In der historischen Betrachtung des Themas werden Aspekte herausgearbeitet, die bis heute Relevanz in der Diskussion zu gemeinschaftlichen Wohnformen haben und einen Rahmen zur Bewertung von zeitgenössischen Wohntypen aufspannen. Dabei geht es insbesondere (1) um die Relation zwischen Individualeinheit als Rückzugsraum und der Gemeinschaft sowie den kollektiv genutzten Räumen; (2) um die Frage nach der „Selbstbestimmung“ und allfälliger „Fremdbestimmung“ im (gemeinschaftlichen) Wohnen und damit verbunden (3) um Fragen der Governance im Wohnungsbau. (4) Weiters geht es um die Identifizierung einzelner mit der Gruppe und der Wohntype verbundenen Prozesse. (5) Und es wird die Frage nach allfälligen emanzipatorischen Modellen in Bezug auf Haus- und Reproduktionsarbeit gestellt. 

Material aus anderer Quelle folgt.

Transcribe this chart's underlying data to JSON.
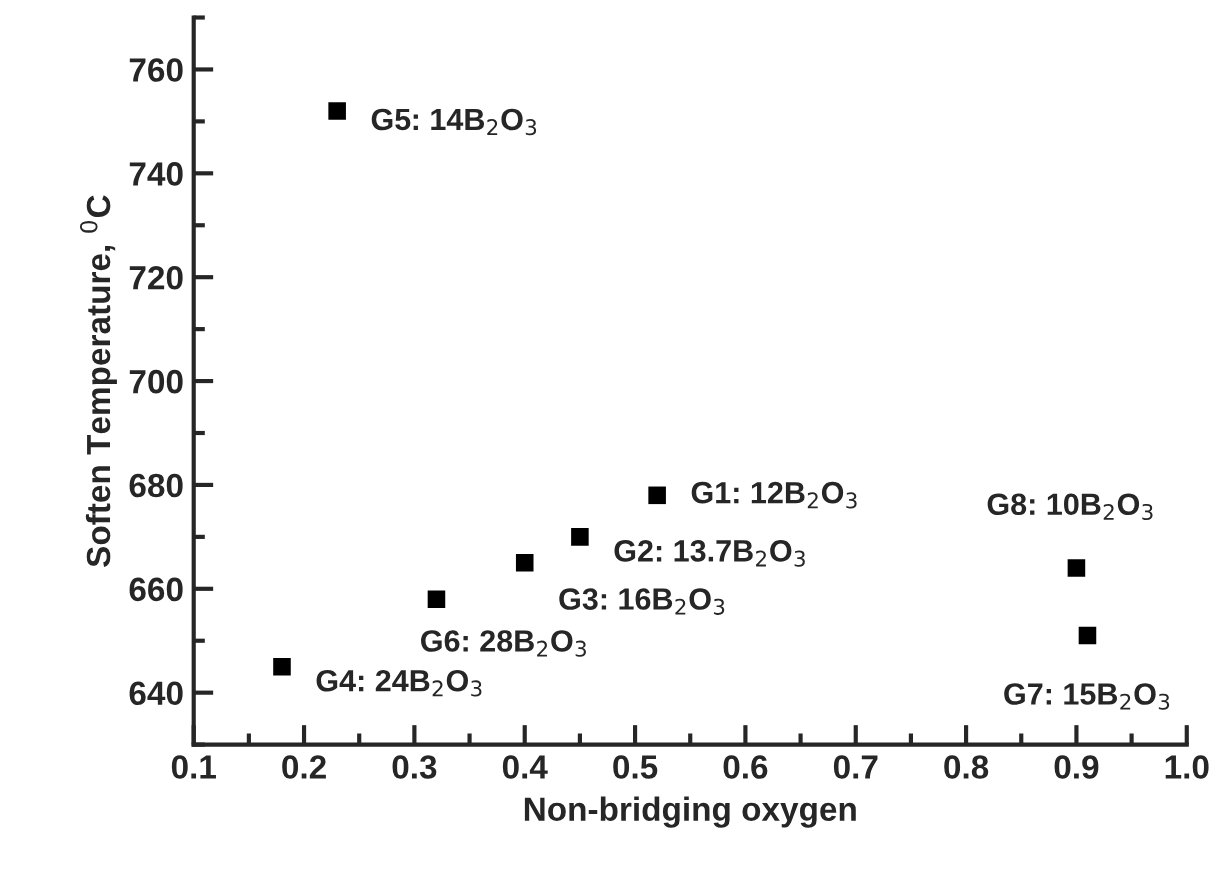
{
  "chart_data": {
    "type": "scatter",
    "xlabel": "Non-bridging oxygen",
    "ylabel": "Soften Temperature, $^{0}$C",
    "x": [
      0.52,
      0.45,
      0.4,
      0.18,
      0.23,
      0.32,
      0.91,
      0.9
    ],
    "series": [
      {
        "color": "#000000",
        "values": [
          678,
          670,
          665,
          645,
          752,
          658,
          651,
          664
        ]
      }
    ],
    "marker": "square",
    "xlim": [
      0.1,
      1.0
    ],
    "ylim": [
      630,
      770
    ],
    "xticks": [
      0.1,
      0.2,
      0.3,
      0.4,
      0.5,
      0.6,
      0.7,
      0.8,
      0.9,
      {
        "value": 1.0,
        "label": "1.0"
      }
    ],
    "yticks": [
      640,
      660,
      680,
      700,
      720,
      740,
      760
    ],
    "grid": false,
    "annotations": [
      {
        "text": "G1: 12B$_{2}$O$_{3}$",
        "x": 0.52,
        "y": 678
      },
      {
        "text": "G2: 13.7B$_{2}$O$_{3}$",
        "x": 0.45,
        "y": 670
      },
      {
        "text": "G3: 16B$_{2}$O$_{3}$",
        "x": 0.4,
        "y": 665
      },
      {
        "text": "G4: 24B$_{2}$O$_{3}$",
        "x": 0.18,
        "y": 645
      },
      {
        "text": "G5: 14B$_{2}$O$_{3}$",
        "x": 0.23,
        "y": 752
      },
      {
        "text": "G6: 28B$_{2}$O$_{3}$",
        "x": 0.32,
        "y": 658
      },
      {
        "text": "G7: 15B$_{2}$O$_{3}$",
        "x": 0.91,
        "y": 651
      },
      {
        "text": "G8: 10B$_{2}$O$_{3}$",
        "x": 0.9,
        "y": 664
      }
    ]
  }
}
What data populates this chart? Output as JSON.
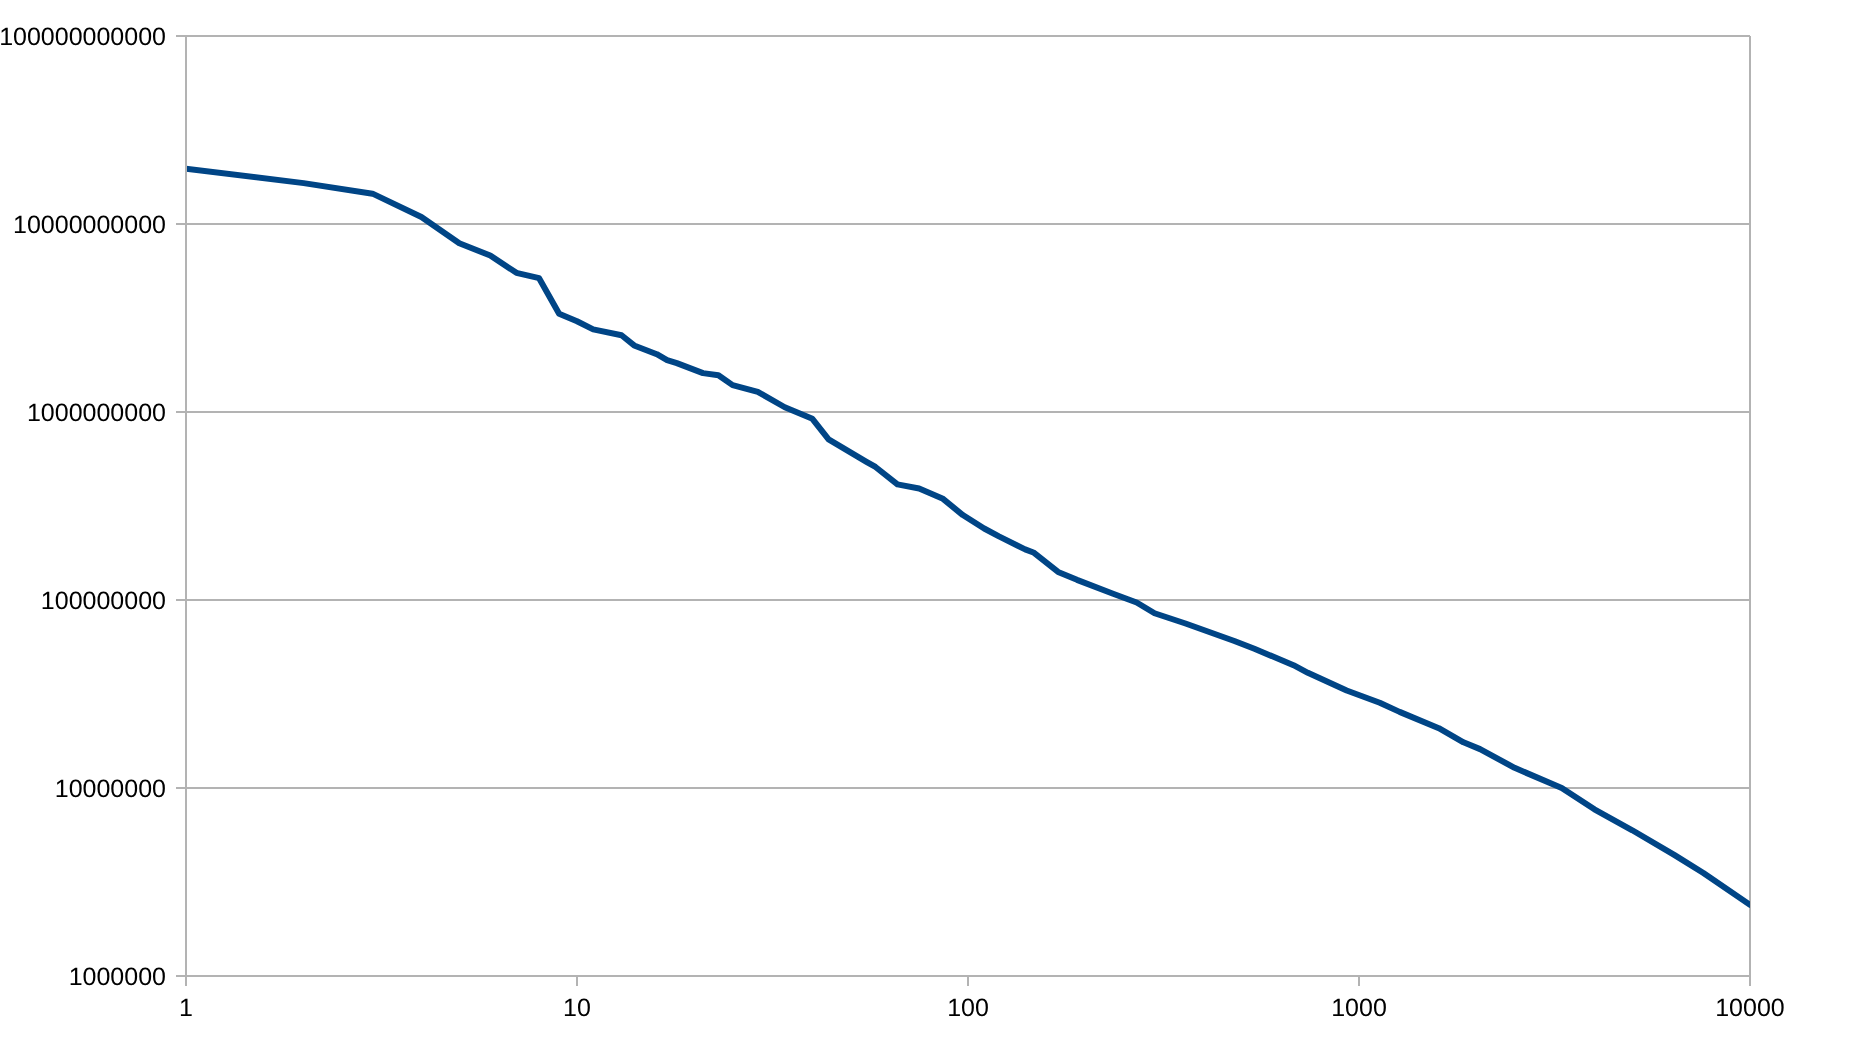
{
  "chart_data": {
    "type": "line",
    "x": [
      1,
      2,
      3,
      4,
      5,
      6,
      7,
      8,
      9,
      10,
      11,
      13,
      14,
      16,
      17,
      18,
      21,
      23,
      25,
      29,
      34,
      40,
      44,
      55,
      58,
      66,
      75,
      86,
      97,
      110,
      120,
      140,
      147,
      170,
      190,
      235,
      270,
      300,
      360,
      480,
      540,
      680,
      740,
      930,
      1130,
      1270,
      1600,
      1850,
      2040,
      2500,
      3300,
      4000,
      5000,
      6400,
      7600,
      10000
    ],
    "values": [
      19700000000.0,
      16500000000.0,
      14500000000.0,
      10900000000.0,
      7900000000.0,
      6800000000.0,
      5500000000.0,
      5150000000.0,
      3330000000.0,
      3040000000.0,
      2750000000.0,
      2560000000.0,
      2260000000.0,
      2030000000.0,
      1890000000.0,
      1820000000.0,
      1610000000.0,
      1570000000.0,
      1390000000.0,
      1280000000.0,
      1060000000.0,
      920000000.0,
      715000000.0,
      543000000.0,
      510000000.0,
      412000000.0,
      392000000.0,
      347000000.0,
      283000000.0,
      240000000.0,
      218000000.0,
      186000000.0,
      179000000.0,
      141000000.0,
      128000000.0,
      108000000.0,
      97000000.0,
      85000000.0,
      75000000.0,
      60500000.0,
      55000000.0,
      45000000.0,
      41000000.0,
      33000000.0,
      28400000.0,
      25400000.0,
      20800000.0,
      17500000.0,
      16100000.0,
      12800000.0,
      10000000.0,
      7700000.0,
      5960000.0,
      4410000.0,
      3530000.0,
      2390000.0
    ],
    "color": "#004586",
    "xlim": [
      1,
      10000
    ],
    "xticks": [
      1,
      10,
      100,
      1000,
      10000
    ],
    "ylim": [
      1000000,
      100000000000
    ],
    "yticks": [
      1000000,
      10000000,
      100000000,
      1000000000,
      10000000000,
      100000000000
    ],
    "log": "xy",
    "grid": "y",
    "marker": "none",
    "line_style": "solid"
  }
}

Die Studie stellt sieben internationale Beispiele von Clusterwohnungen sieben Projekten aus Wien gegenüber. Dabei sind die internationalen Beispiele (aus Deutschland und der Schweiz) durchgehend idealtypische Realisierungen der Clusterwohnung mit jeweils mehreren kompakten Individualeinheiten inklusive Sanitäreinheiten, die direkt an Gemeinschaftsflächen angeschlossen sind. Die Wiener Beispiele stellen Annäherungen an das Thema der Clusterwohnung dar. Die Grundrisse der exemplarischen Projekte wurden allesamt nachgezeichnet und anhand der Zeichnungen ausgewertet. Flankiert wird die Auswertung mit einer Diskussion der Projekte. 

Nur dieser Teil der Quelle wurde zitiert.